The classic approach
The first step is to get familiar with the dataset in order to better understand the challenges of the task. It is also a good idea to write down the differencies you have noticed while looking at different classes. The two main features, not just in this case, are the color and the shape of the object. While the shape varies based on the perspective, the color can be influenced by lighting conditions. To learn more about robust color detection, check out the following article.
Another useful feature is texture. Imagine a task where you have to differentiate between a peach and a nectarine. Since they are the same color and they have the same shape, the distinguishable difference is that a peach has a rough surface while nectarine has a smooth surface.
Features mentioned above are used in the classic approach to classification. Nowadays, this is a common practice, so programs like Halcon have a built-in identifier functions to speed up the process. Halcon’s identifier is based on the color and texture features. It managed to correctly classify 69/70 images, with 1.4% error rate.

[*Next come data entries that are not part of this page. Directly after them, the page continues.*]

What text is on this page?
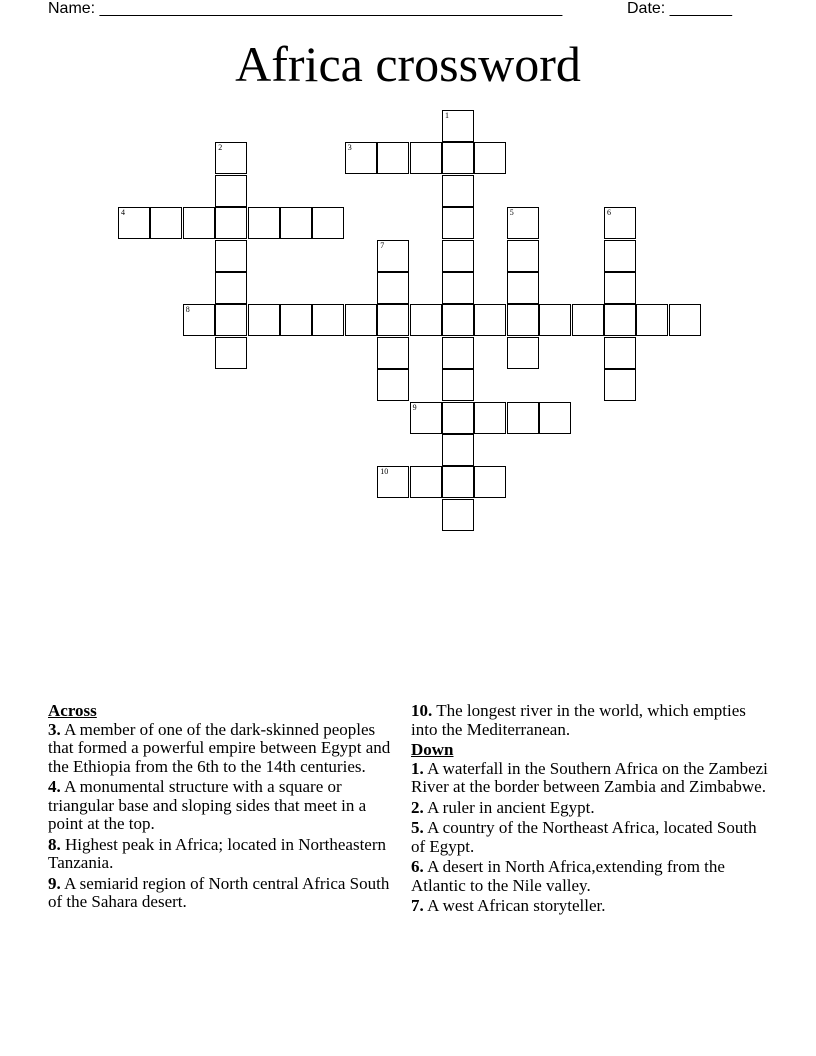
Name: ____________________________________________________	Date: _______
Africa crossword
1
2	3
4	5	6
7
8
9
10

Across

3. A member of one of the dark-skinned peoples that formed a powerful empire between Egypt and the Ethiopia from the 6th to the 14th centuries.

4. A monumental structure with a square or triangular base and sloping sides that meet in a point at the top.

8. Highest peak in Africa; located in Northeastern Tanzania.

9. A semiarid region of North central Africa South of the Sahara desert.

10. The longest river in the world, which empties into the Mediterranean.

Down

1. A waterfall in the Southern Africa on the Zambezi River at the border between Zambia and Zimbabwe.

2. A ruler in ancient Egypt.

5. A country of the Northeast Africa, located South of Egypt.

6. A desert in North Africa,extending from the Atlantic to the Nile valley.

7. A west African storyteller.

What happens if the conditions are not perfect? One of the potential uses of this concept could be at the fruit/vegetable weighing stations in the grocery stores. In that case, the fruit and vegetables are in a plastic bag, which can significantly interfere with texture detection. The plastic cover was added to simulate the plastic bag and, in this case, the identifier manages to correctly classify only 60/70 images, with 14,8% error rate. This is not good enough since most classification tasks require error rate lesser than 5%.
Another popular approach to classification is deep learning. It is a machine learning technique based on artificial neural networks which are designed to mimic human brain. They can learn from data without specifying which features to look at. For example, when humans see a lemon, they do not really think about its color and shape, they simply know it is a lemon because they have seen it many times before.
Therefore, deep learning is a really powerful tool which also requires a certain computational power while training the model. On the contrary, it is not that difficult to implement, since there is a lot of deep learning libraries which do most of the work for you. Similarly to the previous method, it only requires a correctly labeled dataset, with optional preprocessing.
Deep learning method was applied on the second datased, with a plastic cover on the fruit and vegetables and it correctly classified 70/70 images, with 0% error rate.
In conclusion, comparing apples and oranges is not as easy as it sounds, unless you are using deep learning.